Recently I had a long discussion with my customer about problems in their VMware environment. We needed to find a solution for below problems (almost) caused by snapshots:
- Insufficient disk space on datastore
- Problem with backup of VMs
- Problem with VMs performance
During our conversation and my investigation of VMware infrastructure I noted such important things:
- Many VM snapshots (some 4 months old!)
- All users (VM guest admins) can create snapshots but they can not delete them...
- Many VMs needed disk consolidations
It has been my second time to see that VM admin has a "Create a Snapshot" permission but no permission to "Remove a Snapshot". VMware admins decided that "Remove a Snapshot" is a more important/dangerous permission than "Create a Snapshot" and by default - VMs owners were not given "dangerous permissions". Also snapshots were used as a backup of VM! Of course this is not a correct using of snapshots.
Let's recollect some VMware's best practice and recommendations for snapshots:
- Snapshots are not backups. Why? Because, a snapshot file is only a change log of the original virtual disk.
- Delta files can grow to the same size as the original base disk file, which is why the provisioned storage size of a virtual machine increases by an amount up to the original size of the virtual machine multiplied by the number of snapshots on the virtual machine.
- The maximum supported amount of snapshots in a chain is 32. However, VMware recommends that you use only 2-3 snapshots in a chain.
- Use no single snapshot for more than 24-72 hours. Snapshots should not be maintained over long periods of time for application or Virtual Machine version control purposes.
- If using a third party product that takes advantage of snapshots (such as virtual machine backup software), regularly monitor systems configured for backups to ensure that no snapshots remain active for extensive periods of time.
- An excessive number of delta files in a chain (caused by an excessive number of snapshots) or large delta files may cause decreased virtual machine and host performance.
So what could be a good solution/proposition to solve/avoid problems mentioned earlier in this article?
- If you have test/dev VMs (the best in dedicated VMware HA cluster) you can give permissions: "Create a Snapshot" and "Remove a Snapshot" to VM owners. Tests or developments VMs are machines where developers often test and check e.g. new features of software. Generally no impact on production systems.
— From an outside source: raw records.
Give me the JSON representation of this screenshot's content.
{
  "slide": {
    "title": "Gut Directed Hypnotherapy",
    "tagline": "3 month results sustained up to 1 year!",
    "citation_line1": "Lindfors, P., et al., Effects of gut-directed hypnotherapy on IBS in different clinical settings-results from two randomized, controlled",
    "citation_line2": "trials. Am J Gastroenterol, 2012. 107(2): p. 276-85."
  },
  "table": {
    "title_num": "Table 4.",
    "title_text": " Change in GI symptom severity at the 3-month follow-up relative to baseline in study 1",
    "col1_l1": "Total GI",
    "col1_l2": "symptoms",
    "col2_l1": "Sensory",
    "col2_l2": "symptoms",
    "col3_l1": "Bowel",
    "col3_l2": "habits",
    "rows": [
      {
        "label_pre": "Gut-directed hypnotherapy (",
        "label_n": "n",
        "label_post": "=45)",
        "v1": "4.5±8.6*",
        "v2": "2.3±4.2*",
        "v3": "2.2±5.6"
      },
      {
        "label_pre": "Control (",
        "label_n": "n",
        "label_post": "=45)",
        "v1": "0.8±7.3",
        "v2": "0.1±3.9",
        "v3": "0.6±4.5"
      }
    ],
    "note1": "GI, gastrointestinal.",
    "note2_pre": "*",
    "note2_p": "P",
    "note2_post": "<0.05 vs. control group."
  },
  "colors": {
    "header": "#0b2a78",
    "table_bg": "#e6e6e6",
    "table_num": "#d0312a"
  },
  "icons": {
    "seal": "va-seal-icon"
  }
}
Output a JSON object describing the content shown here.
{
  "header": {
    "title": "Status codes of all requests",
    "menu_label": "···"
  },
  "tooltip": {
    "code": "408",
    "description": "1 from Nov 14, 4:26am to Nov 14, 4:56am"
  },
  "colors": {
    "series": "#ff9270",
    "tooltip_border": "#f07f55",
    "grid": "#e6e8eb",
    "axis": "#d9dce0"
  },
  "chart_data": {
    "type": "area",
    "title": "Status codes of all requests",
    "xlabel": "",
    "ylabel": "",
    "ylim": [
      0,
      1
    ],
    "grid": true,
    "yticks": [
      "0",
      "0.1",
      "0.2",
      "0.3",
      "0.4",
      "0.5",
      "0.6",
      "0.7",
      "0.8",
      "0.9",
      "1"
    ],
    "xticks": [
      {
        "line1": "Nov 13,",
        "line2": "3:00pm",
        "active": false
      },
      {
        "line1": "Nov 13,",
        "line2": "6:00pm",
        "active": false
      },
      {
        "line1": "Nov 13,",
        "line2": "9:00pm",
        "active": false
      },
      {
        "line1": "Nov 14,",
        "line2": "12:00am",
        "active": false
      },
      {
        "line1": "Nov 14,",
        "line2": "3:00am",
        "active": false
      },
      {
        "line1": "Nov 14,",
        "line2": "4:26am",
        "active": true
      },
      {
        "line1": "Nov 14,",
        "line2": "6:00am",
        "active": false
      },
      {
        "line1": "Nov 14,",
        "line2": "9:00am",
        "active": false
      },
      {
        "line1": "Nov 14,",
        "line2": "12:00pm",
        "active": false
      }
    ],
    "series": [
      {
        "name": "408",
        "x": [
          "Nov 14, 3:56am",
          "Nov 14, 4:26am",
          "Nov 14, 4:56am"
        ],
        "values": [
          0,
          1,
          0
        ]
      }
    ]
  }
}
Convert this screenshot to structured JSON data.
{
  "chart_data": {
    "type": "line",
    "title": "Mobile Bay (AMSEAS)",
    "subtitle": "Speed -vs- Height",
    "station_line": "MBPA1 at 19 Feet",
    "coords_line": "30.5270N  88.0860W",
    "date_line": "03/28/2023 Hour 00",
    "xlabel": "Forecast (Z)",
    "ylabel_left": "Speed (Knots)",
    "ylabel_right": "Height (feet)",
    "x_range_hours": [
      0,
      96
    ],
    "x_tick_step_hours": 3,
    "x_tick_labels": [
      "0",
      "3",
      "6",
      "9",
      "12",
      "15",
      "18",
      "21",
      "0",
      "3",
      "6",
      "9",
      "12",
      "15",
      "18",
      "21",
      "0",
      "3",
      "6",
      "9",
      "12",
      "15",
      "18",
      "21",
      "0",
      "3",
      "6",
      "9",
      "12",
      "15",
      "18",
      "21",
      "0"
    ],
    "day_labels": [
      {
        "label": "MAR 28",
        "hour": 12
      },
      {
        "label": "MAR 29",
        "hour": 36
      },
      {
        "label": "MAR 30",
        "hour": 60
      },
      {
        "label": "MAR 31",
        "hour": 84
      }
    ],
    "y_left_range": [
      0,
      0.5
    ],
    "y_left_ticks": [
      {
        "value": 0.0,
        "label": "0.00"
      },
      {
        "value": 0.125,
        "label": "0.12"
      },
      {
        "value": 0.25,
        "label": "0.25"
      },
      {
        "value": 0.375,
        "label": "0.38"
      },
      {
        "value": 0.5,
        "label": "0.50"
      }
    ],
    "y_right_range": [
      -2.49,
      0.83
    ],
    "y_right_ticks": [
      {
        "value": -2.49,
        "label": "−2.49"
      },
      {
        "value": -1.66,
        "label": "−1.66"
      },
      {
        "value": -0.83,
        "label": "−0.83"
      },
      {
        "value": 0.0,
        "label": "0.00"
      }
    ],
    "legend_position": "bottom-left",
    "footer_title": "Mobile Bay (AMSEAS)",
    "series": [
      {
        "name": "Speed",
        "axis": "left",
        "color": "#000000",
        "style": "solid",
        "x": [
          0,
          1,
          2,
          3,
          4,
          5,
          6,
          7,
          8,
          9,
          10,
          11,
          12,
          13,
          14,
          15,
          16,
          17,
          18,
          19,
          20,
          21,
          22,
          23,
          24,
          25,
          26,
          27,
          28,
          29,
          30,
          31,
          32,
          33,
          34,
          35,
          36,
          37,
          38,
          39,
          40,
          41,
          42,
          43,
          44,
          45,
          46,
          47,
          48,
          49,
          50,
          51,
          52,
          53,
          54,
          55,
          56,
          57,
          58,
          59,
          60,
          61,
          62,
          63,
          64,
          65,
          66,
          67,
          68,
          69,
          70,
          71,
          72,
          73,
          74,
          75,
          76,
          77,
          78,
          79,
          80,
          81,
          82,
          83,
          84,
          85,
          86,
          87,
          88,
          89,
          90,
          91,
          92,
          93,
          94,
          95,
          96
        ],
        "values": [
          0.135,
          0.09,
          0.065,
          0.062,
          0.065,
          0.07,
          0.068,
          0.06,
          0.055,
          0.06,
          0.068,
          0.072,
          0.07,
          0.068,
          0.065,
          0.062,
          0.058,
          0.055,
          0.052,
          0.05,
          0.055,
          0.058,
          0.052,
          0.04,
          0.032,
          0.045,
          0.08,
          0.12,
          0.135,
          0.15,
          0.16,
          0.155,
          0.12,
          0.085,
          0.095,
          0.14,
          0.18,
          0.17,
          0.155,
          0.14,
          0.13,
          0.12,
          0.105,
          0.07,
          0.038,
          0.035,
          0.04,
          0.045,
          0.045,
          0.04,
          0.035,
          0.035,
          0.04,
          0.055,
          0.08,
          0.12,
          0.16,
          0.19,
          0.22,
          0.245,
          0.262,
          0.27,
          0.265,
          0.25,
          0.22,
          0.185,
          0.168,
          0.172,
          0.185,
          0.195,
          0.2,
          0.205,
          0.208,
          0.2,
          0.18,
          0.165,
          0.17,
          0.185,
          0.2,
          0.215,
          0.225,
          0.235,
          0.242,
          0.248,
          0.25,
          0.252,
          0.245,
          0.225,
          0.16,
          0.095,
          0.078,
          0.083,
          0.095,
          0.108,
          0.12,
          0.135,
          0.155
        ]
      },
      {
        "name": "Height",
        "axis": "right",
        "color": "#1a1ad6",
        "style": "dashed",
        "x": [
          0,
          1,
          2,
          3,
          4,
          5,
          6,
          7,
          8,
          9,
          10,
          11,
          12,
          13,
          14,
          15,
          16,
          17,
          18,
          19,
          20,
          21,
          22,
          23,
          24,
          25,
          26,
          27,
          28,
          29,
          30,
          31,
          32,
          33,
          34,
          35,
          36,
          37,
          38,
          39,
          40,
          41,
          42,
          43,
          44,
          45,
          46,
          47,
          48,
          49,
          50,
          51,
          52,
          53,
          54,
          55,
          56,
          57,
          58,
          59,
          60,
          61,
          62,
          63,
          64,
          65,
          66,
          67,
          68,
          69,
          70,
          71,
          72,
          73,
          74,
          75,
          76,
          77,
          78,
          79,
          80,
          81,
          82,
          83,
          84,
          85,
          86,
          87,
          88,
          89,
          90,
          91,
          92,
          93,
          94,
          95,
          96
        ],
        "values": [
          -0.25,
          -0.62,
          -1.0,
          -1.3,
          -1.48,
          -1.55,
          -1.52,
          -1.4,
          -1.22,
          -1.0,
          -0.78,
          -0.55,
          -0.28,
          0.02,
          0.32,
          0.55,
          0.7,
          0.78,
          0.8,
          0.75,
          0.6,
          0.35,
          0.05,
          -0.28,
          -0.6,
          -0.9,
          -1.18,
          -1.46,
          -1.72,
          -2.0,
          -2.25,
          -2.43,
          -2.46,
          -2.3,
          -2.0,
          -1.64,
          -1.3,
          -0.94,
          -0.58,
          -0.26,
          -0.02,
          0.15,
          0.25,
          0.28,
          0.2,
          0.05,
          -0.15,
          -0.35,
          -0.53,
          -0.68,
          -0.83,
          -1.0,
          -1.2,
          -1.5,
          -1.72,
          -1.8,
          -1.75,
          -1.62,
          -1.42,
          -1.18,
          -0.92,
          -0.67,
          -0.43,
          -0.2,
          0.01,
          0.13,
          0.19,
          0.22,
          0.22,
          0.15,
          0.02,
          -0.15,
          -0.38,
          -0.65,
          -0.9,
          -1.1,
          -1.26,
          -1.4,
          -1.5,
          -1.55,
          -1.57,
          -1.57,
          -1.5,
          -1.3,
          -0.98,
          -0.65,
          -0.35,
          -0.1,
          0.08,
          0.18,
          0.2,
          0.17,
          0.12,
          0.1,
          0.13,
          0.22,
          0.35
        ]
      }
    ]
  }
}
- Production and DMZ VMs need to be dealed individually but at least if you give a permission to create a snapshot, you also should give a permission to remove a snapshot. "Old and forgotten" snapshots can impact not only on VM but also on another VMs (e.g. out of space on datastore). Generally as a VMware administrator, you are responsible for VMs (at least "outside").
- You should monitor all VMs running from snapshots and free space on datastores.
- If you need a backup, always you should do it via backup application like VMware Data Protection (VDP), Symantec NetBackup or another 3rd backup application. Of course, these applications use snapshots but they delete (or should 😉 ) them after backup is completed.
- Planned and big "changes" of VMs should be preceded by backup. Snapshots should be used only for sudden changes or reconfiguration of VM.
- Snapshots should be kept as short as possible. Snapshots can very quickly grow in size (e.g. high-transaction virtual machines), filling datastore space. Commiting snapshots also needs time and can impact on VM.
- Avoid nested snapshots.
- Please educate VMs owners about risks caused by snapshots - generally everybody knows only benefits...
- Size of datastore should be planned also including snapshots requirements (e.g. how many snapshots, prediction of snapshot size). I have seen delta file 80% (as I remember well) of original size - because OS Admin changed guest OS...
I mentioned only my personal suggestions and VMware best practices. Remember then, best practice does not mean that you have to implement it. It means that you should implement or adapt it to your environment.